It is tempting to label everything involving data as big data these days as if the qualifier makes the topic inherently sexier. The Wall Street Journal is guilty of this in recent headline on “manufacturing execution systems” (How Many Turns in a Screw? Big Data Knows, May 15). While the headline may be hyperbole, the basic idea of these systems is pretty cool.
Raytheon is one of many manufacturers installing more sophisticated, automated systems to gather and analyze factory-floor data. The company uses software known as manufacturing execution systems, or MES, which has been around since the 1980s. Semiconductor and other high-tech companies were early adopters, but now “others are catching up,” says Tom Comstock, an executive vice president at Apriso Corp., one of the suppliers of this software. …
Manufacturers are looking harder at data partly because of increasing pressure from customers to eliminate defects and from shareholders to squeeze out more costs. Regulators are also demanding more data collection to trace safety problems. The cost of computers, scanners and other hardware has also come down, and technology for storing and moving data has improved.
At the same time, factory equipment has “got smarter,” says Mike Lackey, a vice president at SAP. The newest equipment comes with computerized controls that make it easier to collect data and share it with the rest of the company or suppliers.
It makes some sense that semiconductor manufacturers were out in front on these systems.
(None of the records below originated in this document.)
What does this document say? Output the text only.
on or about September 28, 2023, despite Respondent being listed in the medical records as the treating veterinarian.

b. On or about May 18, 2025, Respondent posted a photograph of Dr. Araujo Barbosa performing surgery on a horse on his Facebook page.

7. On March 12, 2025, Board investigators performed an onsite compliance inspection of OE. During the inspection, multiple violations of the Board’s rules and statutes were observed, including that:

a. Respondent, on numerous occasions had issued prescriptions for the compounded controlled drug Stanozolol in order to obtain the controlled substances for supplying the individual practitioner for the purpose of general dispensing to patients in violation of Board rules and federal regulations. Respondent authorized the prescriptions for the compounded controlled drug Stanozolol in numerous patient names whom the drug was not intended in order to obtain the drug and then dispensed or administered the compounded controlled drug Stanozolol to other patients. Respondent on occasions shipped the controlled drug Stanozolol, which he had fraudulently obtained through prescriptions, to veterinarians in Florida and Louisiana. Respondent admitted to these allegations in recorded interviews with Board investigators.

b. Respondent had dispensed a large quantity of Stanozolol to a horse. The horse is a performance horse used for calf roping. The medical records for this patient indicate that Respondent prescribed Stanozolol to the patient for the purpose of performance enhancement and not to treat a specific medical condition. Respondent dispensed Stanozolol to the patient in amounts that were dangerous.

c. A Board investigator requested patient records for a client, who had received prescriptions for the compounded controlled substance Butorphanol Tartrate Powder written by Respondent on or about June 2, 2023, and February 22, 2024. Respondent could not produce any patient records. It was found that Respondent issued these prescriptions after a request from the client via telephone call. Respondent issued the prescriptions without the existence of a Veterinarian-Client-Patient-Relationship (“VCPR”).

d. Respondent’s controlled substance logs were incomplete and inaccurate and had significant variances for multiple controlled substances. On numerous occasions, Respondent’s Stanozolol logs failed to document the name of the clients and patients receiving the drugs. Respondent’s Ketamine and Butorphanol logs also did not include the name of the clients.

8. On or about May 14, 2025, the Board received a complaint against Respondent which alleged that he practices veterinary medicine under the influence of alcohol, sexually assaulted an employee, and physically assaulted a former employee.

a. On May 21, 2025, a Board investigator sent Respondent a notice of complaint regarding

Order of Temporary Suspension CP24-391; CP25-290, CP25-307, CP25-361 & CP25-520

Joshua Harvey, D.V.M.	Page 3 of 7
Making chips requires lots of expensive, sophisticated equipment with relatively little direct labor (in comparison to, say, assembling cars). Hence, the machines truly control the process so one could think of doing sophisticated experiments without worrying about humans introducing unwarranted variability. Now it seems that similar approaches are being developed in other forms of manufacturing that don’t necessarily happen in a clean room and involve working at a micron level. But how can this kind of analysis be useful?
One obvious answer is tighter quality control.
At Harley-Davidson Inc.’s newly renovated motorcycle plant in York, Pa., software keeps a constant record of the tiniest details of production, such as the speed of fans in the painting booth. When the software detects that fan speed, temperature, humidity or some other variable is drifting away from the prescribed setting, it automatically adjusts the machinery.
“It allows us to be more consistent,” says John Dansby II, vice president for global manufacturing at the motorcycle maker. In the past, he says, operators had a bit of leeway on paint jobs and each could do the work in a slightly different way. Now it is supposed to be an exact science, not an art.
Note that this implies some real discipline in how the process is designed and executed. They are limiting discretion in how workers are doing their jobs in order to assure consistency. Of course, process standardization is often step one in many lean or quality programs. It may make the job more rote but it does increase productivity.
A second use of these system is to identify bottlenecks.
Harley has also used the software to find bottlenecks that could keep it from its goal of completing a motorcycle every 86 seconds. Recently, by studying the data, Harley managers determined that installation of the rear fender was taking too long. They changed a factory configuration so those fenders would flow directly to the assembly line rather than having to be put on carts and moved across an aisle.
This is an interesting twist. I suspect that front-line managers would have a pretty good idea of where issues in product flow arise. Automating the data collection, however, can put concrete numbers on what kind of changes are needed or what kind of payoff can be expected from saving a handful of seconds on a task.